1. A power supply device, comprising:

a power supply unit that supplies power to an electromedical device including a plurality of electrodes; and

a control unit that controls the power supply unit such that the power is supplied to a part of the plurality of electrodes.

2. The power supply device according to claim 1, wherein

the control unit controls the power supply unit such that the power is sequentially supplied to the part of the plurality of electrodes.

3. The power supply device according to claim 2, wherein

the plurality of electrodes are grouped into a plurality of electrode groups, and

the control unit controls the power supply unit such that the power is sequentially supplied to each of the plurality of electrode groups.

4. The power supply device according to claim 3, wherein

the control unit controls the power supply unit such that the power is collectively supplied to at least a part of electrodes included in the electrode group.

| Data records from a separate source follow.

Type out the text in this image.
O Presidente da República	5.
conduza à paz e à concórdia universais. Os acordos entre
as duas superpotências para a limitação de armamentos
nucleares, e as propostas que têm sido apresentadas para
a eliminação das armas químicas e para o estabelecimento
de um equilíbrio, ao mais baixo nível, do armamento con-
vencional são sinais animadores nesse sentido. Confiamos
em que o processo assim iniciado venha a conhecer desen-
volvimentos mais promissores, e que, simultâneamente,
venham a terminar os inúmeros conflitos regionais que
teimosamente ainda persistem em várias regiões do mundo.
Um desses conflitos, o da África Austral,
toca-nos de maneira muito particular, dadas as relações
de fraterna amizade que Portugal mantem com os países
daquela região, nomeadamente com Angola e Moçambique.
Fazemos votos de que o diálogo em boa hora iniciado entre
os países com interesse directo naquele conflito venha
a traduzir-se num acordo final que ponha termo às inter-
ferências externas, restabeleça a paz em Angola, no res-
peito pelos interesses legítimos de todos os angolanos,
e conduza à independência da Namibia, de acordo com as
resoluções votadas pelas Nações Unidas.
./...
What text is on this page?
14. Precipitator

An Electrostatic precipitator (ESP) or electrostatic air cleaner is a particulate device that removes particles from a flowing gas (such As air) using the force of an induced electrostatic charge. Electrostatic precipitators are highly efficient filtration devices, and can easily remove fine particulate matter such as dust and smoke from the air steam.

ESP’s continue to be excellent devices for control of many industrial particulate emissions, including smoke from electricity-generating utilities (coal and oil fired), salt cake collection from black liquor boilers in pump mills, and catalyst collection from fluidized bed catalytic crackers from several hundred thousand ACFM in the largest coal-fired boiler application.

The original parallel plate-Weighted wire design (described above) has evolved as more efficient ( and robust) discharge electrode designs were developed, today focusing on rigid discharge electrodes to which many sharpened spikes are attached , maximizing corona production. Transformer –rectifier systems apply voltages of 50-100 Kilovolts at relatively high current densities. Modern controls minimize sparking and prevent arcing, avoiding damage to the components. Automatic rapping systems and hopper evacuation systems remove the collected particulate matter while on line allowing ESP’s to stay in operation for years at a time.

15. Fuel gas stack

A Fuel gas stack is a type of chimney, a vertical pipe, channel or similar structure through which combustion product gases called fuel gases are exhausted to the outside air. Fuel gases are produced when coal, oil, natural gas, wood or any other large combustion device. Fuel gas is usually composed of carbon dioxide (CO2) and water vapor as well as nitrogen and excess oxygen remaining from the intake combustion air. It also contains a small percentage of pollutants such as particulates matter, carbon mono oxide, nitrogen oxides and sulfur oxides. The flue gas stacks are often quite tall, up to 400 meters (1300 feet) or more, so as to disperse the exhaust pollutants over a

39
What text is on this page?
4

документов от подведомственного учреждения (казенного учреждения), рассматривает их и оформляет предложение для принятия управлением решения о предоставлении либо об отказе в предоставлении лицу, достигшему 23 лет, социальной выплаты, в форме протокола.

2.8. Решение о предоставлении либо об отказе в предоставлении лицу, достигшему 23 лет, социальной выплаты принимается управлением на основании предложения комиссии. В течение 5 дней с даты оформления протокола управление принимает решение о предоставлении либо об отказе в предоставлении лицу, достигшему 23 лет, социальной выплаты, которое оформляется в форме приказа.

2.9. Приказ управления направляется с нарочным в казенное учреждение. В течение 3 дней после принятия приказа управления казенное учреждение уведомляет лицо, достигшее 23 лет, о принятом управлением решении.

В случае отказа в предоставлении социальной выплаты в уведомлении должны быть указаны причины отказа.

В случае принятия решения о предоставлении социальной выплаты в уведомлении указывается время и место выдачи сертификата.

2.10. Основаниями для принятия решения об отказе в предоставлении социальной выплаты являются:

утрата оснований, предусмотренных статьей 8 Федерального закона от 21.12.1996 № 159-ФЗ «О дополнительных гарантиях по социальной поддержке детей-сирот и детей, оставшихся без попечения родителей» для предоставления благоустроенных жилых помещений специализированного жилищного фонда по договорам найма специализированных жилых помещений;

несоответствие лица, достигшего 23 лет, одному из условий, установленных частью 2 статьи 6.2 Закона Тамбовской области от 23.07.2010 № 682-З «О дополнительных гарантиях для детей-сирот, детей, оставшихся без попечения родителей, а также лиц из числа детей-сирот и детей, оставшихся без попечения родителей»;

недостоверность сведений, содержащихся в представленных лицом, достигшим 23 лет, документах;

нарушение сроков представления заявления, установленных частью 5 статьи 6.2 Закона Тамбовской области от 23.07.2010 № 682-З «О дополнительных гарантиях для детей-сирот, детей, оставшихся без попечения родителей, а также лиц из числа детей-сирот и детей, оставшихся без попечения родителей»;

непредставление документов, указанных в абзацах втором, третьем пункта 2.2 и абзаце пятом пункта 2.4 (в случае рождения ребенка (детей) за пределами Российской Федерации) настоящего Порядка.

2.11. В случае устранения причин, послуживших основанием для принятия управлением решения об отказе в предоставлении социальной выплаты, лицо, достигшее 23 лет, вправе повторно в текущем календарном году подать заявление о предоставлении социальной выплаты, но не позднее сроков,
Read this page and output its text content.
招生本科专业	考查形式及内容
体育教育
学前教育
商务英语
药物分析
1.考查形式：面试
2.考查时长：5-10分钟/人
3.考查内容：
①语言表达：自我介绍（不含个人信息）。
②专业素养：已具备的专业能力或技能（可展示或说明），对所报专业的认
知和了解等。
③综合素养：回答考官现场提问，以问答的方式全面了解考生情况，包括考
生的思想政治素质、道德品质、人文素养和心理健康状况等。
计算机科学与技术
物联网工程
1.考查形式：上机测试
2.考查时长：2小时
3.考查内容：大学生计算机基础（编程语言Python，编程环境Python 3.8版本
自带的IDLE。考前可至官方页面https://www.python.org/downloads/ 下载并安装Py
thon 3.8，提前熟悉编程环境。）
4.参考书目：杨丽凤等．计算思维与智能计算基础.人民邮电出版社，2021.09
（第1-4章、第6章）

5. The power supply device according to claim 4, wherein

the control unit controls the power supply unit such that the power is collectively supplied to all of electrodes included in the electrode group.

6. The power supply device according to claim 3, wherein

the electromedical device includes a shaft having a predetermined distal end proximal structure,

the distal end proximal structure includes a branch point of the shaft, a junction positioned close to a most distal end of the shaft, and a plurality of branch structures that are portions to individually connect between the branch point and the junction in a curved shape, and each of the plurality of branch structures includes the plurality of electrodes, and

the plurality of electrodes disposed in each of the branch structures constitute each of the electrode groups.

7. The power supply device according to claim 2, wherein

the control unit controls the power supply unit such that a sequential supply of the power to the part of the electrode is repeated.

8. A power supply method that supplies power to an electromedical device including a plurality of electrodes, the power supply method comprising:

supplying the power to a part of the plurality of electrodes; and

supplying the power to a remaining electrode among the plurality of electrodes.